Fresh off his 11th-hour stump for Coakley in the Hub, Obama took to the airwaves in a TV ad and declared “Every vote matters, every voice matters.”

Brown’s meteoric rise in the polls has energized Republicans and activists nationwide, sparking a mass pilgrimage to the Bay State by members of the Tea Party movement, who view him as the answer to the Democrat-dominated Congress.

Crowds lining Main Street in North Andover blasted a boat horn for Brown and shouted, “Scott, you can do it!”

“This is unbelievable,” Brown later told a cheering group of supporters in Littleton. “The energy you’re giving me and I’m feeding off of is unbelievable.”

Tension was high on the campaign trail as Coakley was accused of politicizing the Martin Luther King Day breakfast and as Brown weathered allegations that he smiled at a crude remark about Coakley by one of his supporters.

“You’re seeing the Tea Party movement and the center-right movement rally behind him as a practical matter to hopefully derail Obamacare,” said John M. O’Hara of Chicago, a Needham native who has written a book about the Tea Party protests. “It’s a shot over the bow of incumbents on both sides and a real signal coming into the 2010 election.”

Organizing For America, a spinoff of Obama’s army of campaign volunteers, has been deployed to aid Coakley’s ground game.

David Kravitz, co-founder of Democratic blog Blue Mass.
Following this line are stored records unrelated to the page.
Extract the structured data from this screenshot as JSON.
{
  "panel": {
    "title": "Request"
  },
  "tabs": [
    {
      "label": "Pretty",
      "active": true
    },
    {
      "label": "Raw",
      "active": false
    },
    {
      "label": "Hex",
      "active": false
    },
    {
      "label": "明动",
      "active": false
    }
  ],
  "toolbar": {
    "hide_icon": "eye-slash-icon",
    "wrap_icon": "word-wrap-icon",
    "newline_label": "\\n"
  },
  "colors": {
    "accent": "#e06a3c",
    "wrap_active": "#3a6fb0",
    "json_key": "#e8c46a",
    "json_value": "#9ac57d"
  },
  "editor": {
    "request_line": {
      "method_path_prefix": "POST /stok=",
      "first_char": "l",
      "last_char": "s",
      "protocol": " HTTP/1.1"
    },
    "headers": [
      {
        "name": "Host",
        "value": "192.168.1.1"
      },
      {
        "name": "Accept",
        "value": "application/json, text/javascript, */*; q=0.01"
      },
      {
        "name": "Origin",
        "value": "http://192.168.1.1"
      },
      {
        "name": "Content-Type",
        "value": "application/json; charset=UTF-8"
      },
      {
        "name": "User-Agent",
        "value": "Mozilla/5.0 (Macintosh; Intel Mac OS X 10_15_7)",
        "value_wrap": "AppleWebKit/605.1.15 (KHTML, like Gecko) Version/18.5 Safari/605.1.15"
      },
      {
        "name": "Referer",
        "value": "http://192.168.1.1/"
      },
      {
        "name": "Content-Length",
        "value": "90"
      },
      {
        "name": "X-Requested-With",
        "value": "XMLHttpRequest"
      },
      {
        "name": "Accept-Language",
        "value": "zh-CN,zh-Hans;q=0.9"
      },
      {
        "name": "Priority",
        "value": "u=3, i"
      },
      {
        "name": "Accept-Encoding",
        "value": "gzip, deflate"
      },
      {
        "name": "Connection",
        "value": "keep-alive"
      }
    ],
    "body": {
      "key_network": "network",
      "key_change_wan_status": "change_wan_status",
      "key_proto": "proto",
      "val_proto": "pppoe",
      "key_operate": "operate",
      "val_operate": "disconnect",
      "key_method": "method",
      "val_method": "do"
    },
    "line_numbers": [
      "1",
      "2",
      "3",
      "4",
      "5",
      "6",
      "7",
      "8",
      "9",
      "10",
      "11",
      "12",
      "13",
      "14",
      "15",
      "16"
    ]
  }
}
Group, said “the perfect storm of factors” has hindered Coakley.

“It’s a combination of disenchantment with Democratic leadership, the fairly well-organized invasion of Tea Partiers . . . and a lot of mistakes by the Coakley campaign,” Kravitz said.

That the late Kennedy’s legacy on health care will either be protected or pummeled by his successor only adds to the high drama.

“It would certainly be a really sad irony if Scott Brown wins the race and ends up being the vote that derails the bill that Ted Kennedy wanted,” Kravitz said.

Secretary of State William F. Galvin projects between 1.6 million and 2.2 million voters, out of a total of 4 million, will show up at the polls today despite weather predictions of a mix of rain and snow. More than 105,000 voters have applied for absentee ballots.

Also on the ballot is unenrolled candidate Joseph L. Kennedy, of no relation to the famous family.

“The level of interest has clearly picked up,” Galvin said. “I’ve never seen a negative commercial on the Weather Channel before.”